BPCC’s ‘Beyond Duty’ Art Show Focuses on the Veteran Experience

Art can convey complex emotions and intense experiences without saying a word. The 21 works contributed by 13 artists at Bossier Parish Community College’s “Beyond Duty: Artwork by Veterans, Active Military, and Their Family” speak volumes about the patriotism and sacrifices of military service.

Artist Dan Wasserman, a veteran of 22 years in the Air Force, submitted a painting that “exhibits the sometimes unpleasant backside of the military experience.” 

“Thank You For Your Service” closely resembles a standard 4’x3’ American flag, but the stars are the tops of pill bottles, many with the pharmacy mark “VA.” It is a moving tribute to veterans that “acknowledges the endless journey of medication some veterans face in the aftermath of the violence,” said Wasserman.

“The best thing for the average person to understand is that all veterans served under continual levels of sustained stress,” Wasserman said. “Sights and sounds can bring up unexpected memories.”

AF Retired Major Darin Roberts was diagnosed with PTSD after his second deployment to Afghanistan. His painting, “MLK’s Last ‘Text’ Message” imagines Martin Luther King, Jr.’s murder as he is texting his wife Coretta on that balcony in Memphis.

Bob Thompson’s painting “Too Many Bombs Dropped, Too Many Lives Lost. Vietnam 1972” depicts an “Intruder” aircraft. He worked on that aircraft while stationed on an aircraft carrier at Subic Bay in the Philippines.

“The nightmares I used to have all the time have gone away since I began studying Buddhism first thing when I wake up and last thing before I go to sleep every day,” said Thompson.

Karen K. Pearce’s son, Daniel, is just starting his military career. She used a photo of him, which she digitally enhanced and enlarged to 16×20 inches. It is called “#68Whiskey.”

“When he graduated Advanced Individual Training this summer as a combat medic, he was still 17 and the youngest combat medic in the U.S. Army.”
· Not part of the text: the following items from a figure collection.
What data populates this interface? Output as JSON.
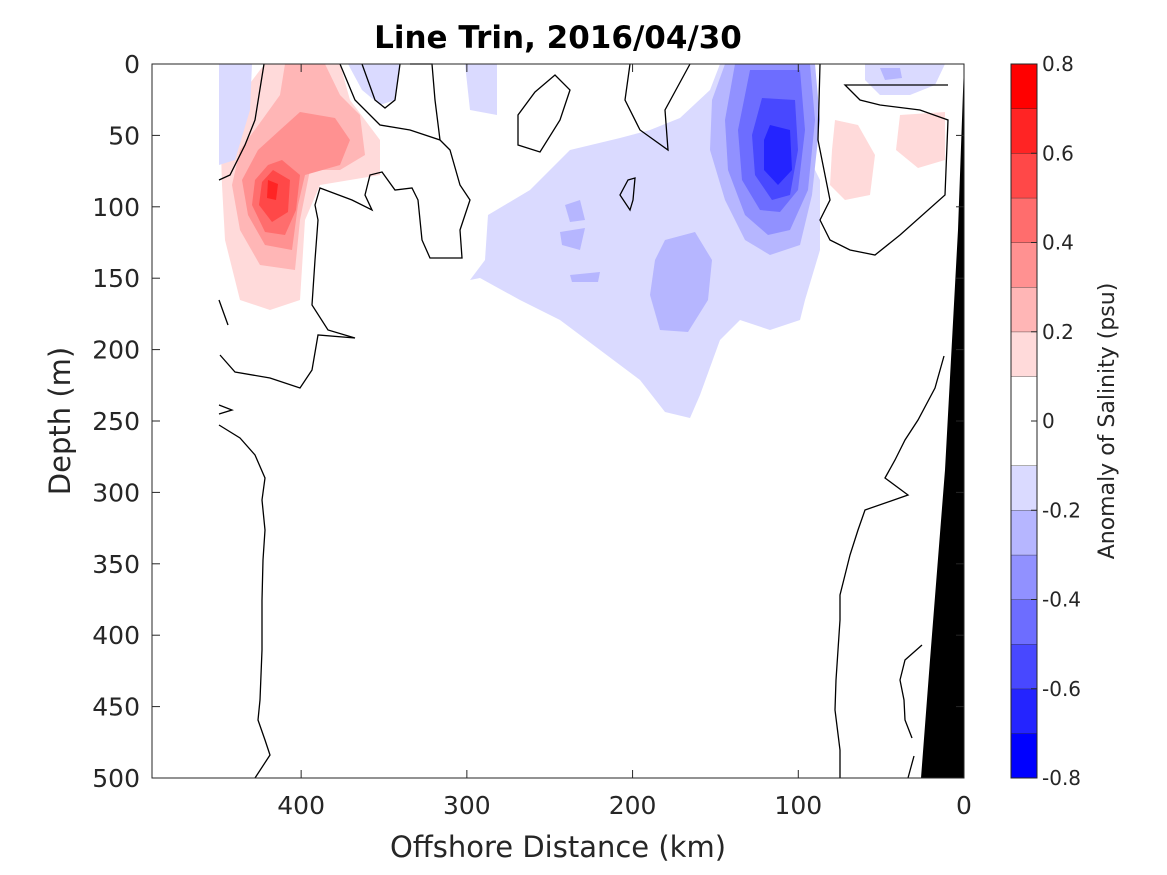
{
  "chart_data": {
    "type": "contour",
    "title": "Line Trin, 2016/04/30",
    "xlabel": "Offshore Distance (km)",
    "ylabel": "Depth (m)",
    "colorbar_label": "Anomaly of Salinity (psu)",
    "xlim": [
      490,
      0
    ],
    "ylim": [
      500,
      0
    ],
    "x_reversed": true,
    "y_reversed": true,
    "x_ticks": [
      400,
      300,
      200,
      100,
      0
    ],
    "y_ticks": [
      0,
      50,
      100,
      150,
      200,
      250,
      300,
      350,
      400,
      450,
      500
    ],
    "colorbar": {
      "range": [
        -0.8,
        0.8
      ],
      "levels": [
        -0.8,
        -0.7,
        -0.6,
        -0.5,
        -0.4,
        -0.3,
        -0.2,
        -0.1,
        0.1,
        0.2,
        0.3,
        0.4,
        0.5,
        0.6,
        0.7,
        0.8
      ],
      "colors": [
        "#0000ff",
        "#2424ff",
        "#4848ff",
        "#6d6dff",
        "#9191ff",
        "#b6b6ff",
        "#dadaff",
        "#ffffff",
        "#ffdada",
        "#ffb6b6",
        "#ff9191",
        "#ff6d6d",
        "#ff4848",
        "#ff2424",
        "#ff0000"
      ],
      "tick_values": [
        -0.8,
        -0.6,
        -0.4,
        -0.2,
        0,
        0.2,
        0.4,
        0.6,
        0.8
      ],
      "tick_labels": [
        "-0.8",
        "-0.6",
        "-0.4",
        "-0.2",
        "0",
        "0.2",
        "0.4",
        "0.6",
        "0.8"
      ]
    },
    "features": [
      {
        "name": "positive anomaly core",
        "x": 420,
        "y": 90,
        "value": 0.7
      },
      {
        "name": "negative anomaly core",
        "x": 115,
        "y": 70,
        "value": -0.7
      },
      {
        "name": "positive anomaly nearshore",
        "x": 60,
        "y": 60,
        "value": 0.2
      },
      {
        "name": "negative anomaly subsurface",
        "x": 185,
        "y": 190,
        "value": -0.3
      }
    ],
    "bathymetry_fill": "#000000",
    "contour_line_color": "#000000",
    "zero_contour": true,
    "grid": false
  },
  "title": "Line Trin, 2016/04/30",
  "xlabel": "Offshore Distance (km)",
  "ylabel": "Depth (m)",
  "colorbar_label": "Anomaly of Salinity (psu)"
}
Rebecca Thomas is a board-certified art therapist with a Ph.D. in Psychology who frequently works with veterans diagnosed with PTSD. She says art gives veterans “an additional tool for working through issues that traditional forms of therapy may not offer and that is creative expression.”

“Veterans who have experienced trauma often cannot express themselves verbally,” said Thomas. “Offering a non-verbal way to express themselves through art” can help “clients manage the level of expression so that it does not overwhelm them or cause such distress that they avoid the experience. There are also pleasurable and focusing aspects of making art that can be very calming.”

Vietnam veteran Gary Humphries describes using art for reflection.

“At times it’s a concept, in other moments it’s an undefined thought seeking its freedom from a place it’s been imprisoned for over forty years.”

Humphries contributed two collages and a sculpture that use print media, paint, found objects and animal teeth to depict “an ongoing internal conflict with events, for an 18-year-old, during early military service.”

The exhibit is open from 8 a.m. to 4:00 p.m. Monday through Friday, from now until March 20. It is in the Donna Service Gallery, Building A of Bossier Parish Community College.

“The artists are grateful for a place to exhibit their artwork, and visitors feel it is important to support veterans and active military in our community,” said Lily Thompson, Assistant Professor of Liberal Arts at BPCC, who worked with Humphries on the exhibit. “I hope that it shows others in the same circumstances that they are not alone and that art can be a helpful way to express themselves and document their own experiences.”